In The Enigma of Capital, David Harvey claims that “the survival of capitalism in the long run depends on the capacity to achieve 3 per cent compound growth.” However, this demand for infinite growth on a finite planet makes capitalism inherently unsustainable. One of Rectenwald’s arguments in his aforementioned case against the Singularitarian, techno-utopian worldview is particularly useful here: “[techno-utopianism] ignores the fact that the social relations of capitalist production are culpable for the environmental crises that beset us.”
One need not be a Marxist like Harvey or Foster to recognize the environmental limitations of the capitalist system.

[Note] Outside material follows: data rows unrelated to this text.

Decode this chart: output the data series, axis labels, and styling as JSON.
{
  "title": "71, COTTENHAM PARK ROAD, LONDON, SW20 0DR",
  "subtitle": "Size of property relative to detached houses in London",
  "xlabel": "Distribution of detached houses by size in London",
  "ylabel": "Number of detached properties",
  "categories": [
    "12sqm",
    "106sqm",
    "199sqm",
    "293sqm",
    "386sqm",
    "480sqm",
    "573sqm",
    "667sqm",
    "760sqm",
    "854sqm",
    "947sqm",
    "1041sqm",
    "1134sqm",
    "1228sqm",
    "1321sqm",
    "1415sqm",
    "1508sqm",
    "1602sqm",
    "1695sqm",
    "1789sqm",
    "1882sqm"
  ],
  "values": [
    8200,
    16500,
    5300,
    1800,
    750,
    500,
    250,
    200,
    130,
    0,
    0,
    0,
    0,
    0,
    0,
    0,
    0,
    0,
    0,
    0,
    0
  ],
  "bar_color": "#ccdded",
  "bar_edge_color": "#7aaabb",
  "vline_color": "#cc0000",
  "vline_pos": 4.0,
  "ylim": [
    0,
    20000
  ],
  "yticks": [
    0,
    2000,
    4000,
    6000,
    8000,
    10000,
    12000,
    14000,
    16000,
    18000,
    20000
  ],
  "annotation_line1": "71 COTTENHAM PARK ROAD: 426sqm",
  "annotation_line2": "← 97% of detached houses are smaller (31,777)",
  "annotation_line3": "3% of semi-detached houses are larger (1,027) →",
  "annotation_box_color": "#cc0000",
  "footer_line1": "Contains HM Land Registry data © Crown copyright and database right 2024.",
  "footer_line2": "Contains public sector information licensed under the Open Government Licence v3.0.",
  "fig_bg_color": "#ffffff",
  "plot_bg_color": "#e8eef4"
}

As liberal economist Amartya Sen stated nearly fifteen years ago, “The big challenges that capitalism now faces in the contemporary world include issues of inequality (especially that of grinding poverty in a world of unprecedented prosperity) and of ‘public goods’ (that is, goods that people share together, such as the environment).” Sen goes on to say, “The solutions to these problems will almost certainly call for institutions that take us beyond the capitalist market economy.”
Hamilton’s book misses this more radical, and necessary, analysis of the environmental crisis. Nonetheless, Earthmasters is an immeasurably important book that should be required reading for those who are interested in the current debate surrounding geoengineering.
Daniel LoPreto is Assistant Editor at Nation Books.